His creative alliance with Anderson and then guitarist Steve Howe proved particularly fruitful, and his bass work on a hot streak of landmark albums – The Yes Album, Fragile (both 1971), Close To The Edge (1972), the double Tales From Topographic Oceans (1973) and Relayer (1974) – helped transform Yes into one of the biggest, most flamboyant bands on the planet.
The Gates Of Delirium, live in 1975.
His own hyper-active playing style – which placed him firmly in the lineage of John Entwistle and Jack Bruce – is evident across all of Yes’s 21 studio albums, all of which featured Squire.

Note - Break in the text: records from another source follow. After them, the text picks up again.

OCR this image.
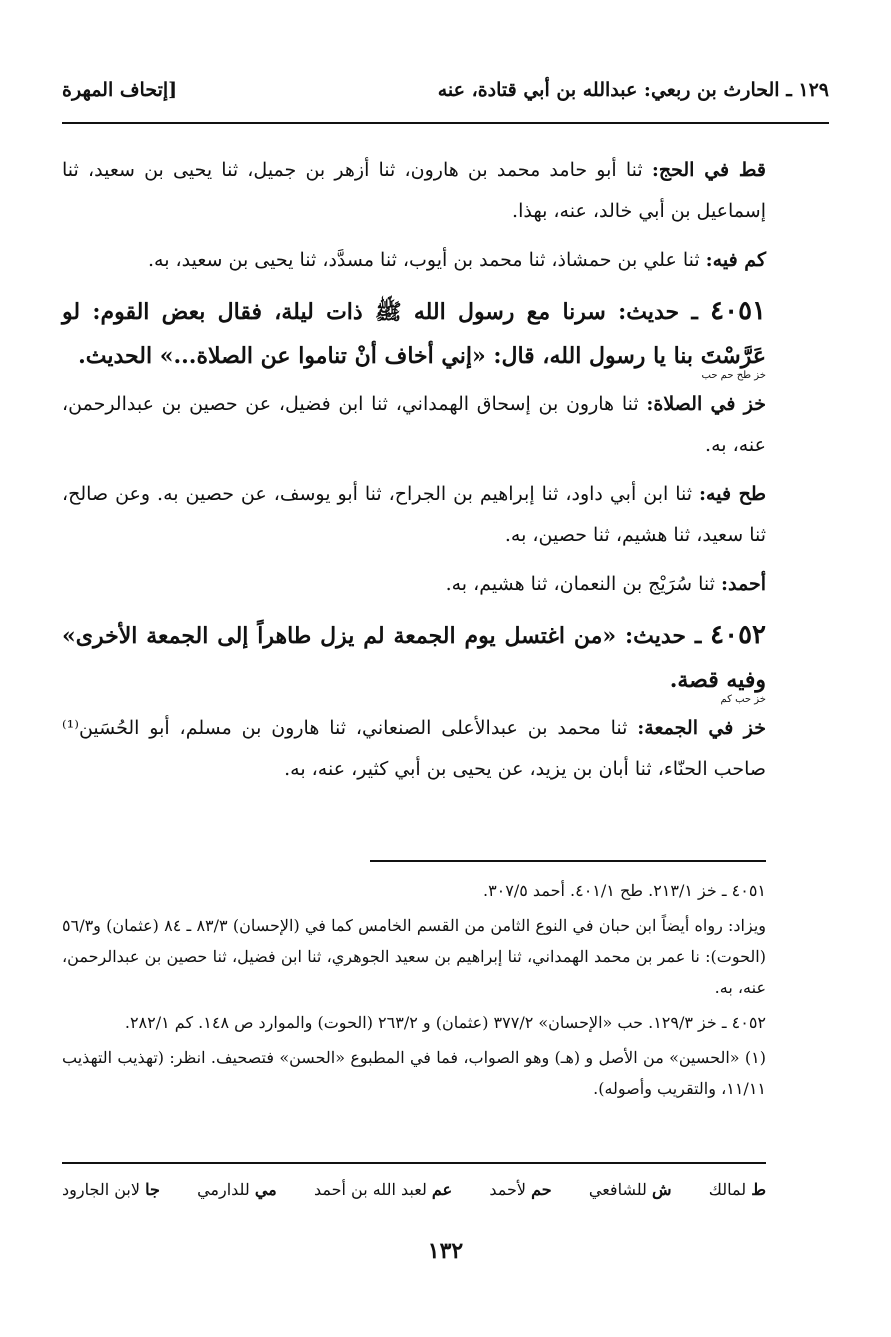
١٢٩ ـ الحارث بن ربعي: عبدالله بن أبي قتادة، عنه
[إتحاف المهرة

قط في الحج: ثنا أبو حامد محمد بن هارون، ثنا أزهر بن جميل، ثنا يحيى بن سعيد، ثنا إسماعيل بن أبي خالد، عنه، بهذا.

كم فيه: ثنا علي بن حمشاذ، ثنا محمد بن أيوب، ثنا مسدَّد، ثنا يحيى بن سعيد، به.

٤٠٥١ ـ حديث: سرنا مع رسول الله ﷺ ذات ليلة، فقال بعض القوم: لو عَرَّسْتَ بنا يا رسول الله، قال: «إني أخاف أنْ تناموا عن الصلاة...» الحديث.
خز طح حم حب

خز في الصلاة: ثنا هارون بن إسحاق الهمداني، ثنا ابن فضيل، عن حصين بن عبدالرحمن، عنه، به.

طح فيه: ثنا ابن أبي داود، ثنا إبراهيم بن الجراح، ثنا أبو يوسف، عن حصين به. وعن صالح، ثنا سعيد، ثنا هشيم، ثنا حصين، به.

أحمد: ثنا سُرَيْج بن النعمان، ثنا هشيم، به.

٤٠٥٢ ـ حديث: «من اغتسل يوم الجمعة لم يزل طاهراً إلى الجمعة الأخرى» وفيه قصة.
خز حب كم

خز في الجمعة: ثنا محمد بن عبدالأعلى الصنعاني، ثنا هارون بن مسلم، أبو الحُسَين⁽¹⁾ صاحب الحنّاء، ثنا أبان بن يزيد، عن يحيى بن أبي كثير، عنه، به.

٤٠٥١ ـ خز ٢١٣/١. طح ٤٠١/١. أحمد ٣٠٧/٥.

ويزاد: رواه أيضاً ابن حبان في النوع الثامن من القسم الخامس كما في (الإحسان) ٨٣/٣ ـ ٨٤ (عثمان) و٥٦/٣ (الحوت): نا عمر بن محمد الهمداني، ثنا إبراهيم بن سعيد الجوهري، ثنا ابن فضيل، ثنا حصين بن عبدالرحمن، عنه، به.

٤٠٥٢ ـ خز ١٢٩/٣. حب «الإحسان» ٣٧٧/٢ (عثمان) و ٢٦٣/٢ (الحوت) والموارد ص ١٤٨. كم ٢٨٢/١.

(١) «الحسين» من الأصل و (هـ) وهو الصواب، فما في المطبوع «الحسن» فتصحيف. انظر: (تهذيب التهذيب ١١/١١، والتقريب وأصوله).

ط لمالك
ش للشافعي
حم لأحمد
عم لعبد الله بن أحمد
مي للدارمي
جا لابن الجارود
١٣٢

His most celebrated tracks include the dazzling Roundabout and his popular bass showcase The Fish (Schindleria Praematurus) (both from Fragile), as well as the brain-scrambling The Gates Of Delirium (from Relayer, sections of which were recorded at Squire’s home studio) and, later, the smash hit Owner Of A Lonely Heart (from 1983’s 90125).
Squire’s solo album Fish Out Of Water emerged in 1975 and hit the UK Top 30, but Yes remained his priority throughout his life, although latterly in 2012, he recorded the acclaimed album, A Life Within A Day, with ex-Genesis guitarist Steve Hackett under the name of Squackett.
Hackett himself added his voice to the host of tributes describing Squire as “a huge talent who defined a genre.” MOJO can only echo those sentiments, as we extend our condolences to the Squire family, his friends, and his many musical collaborators.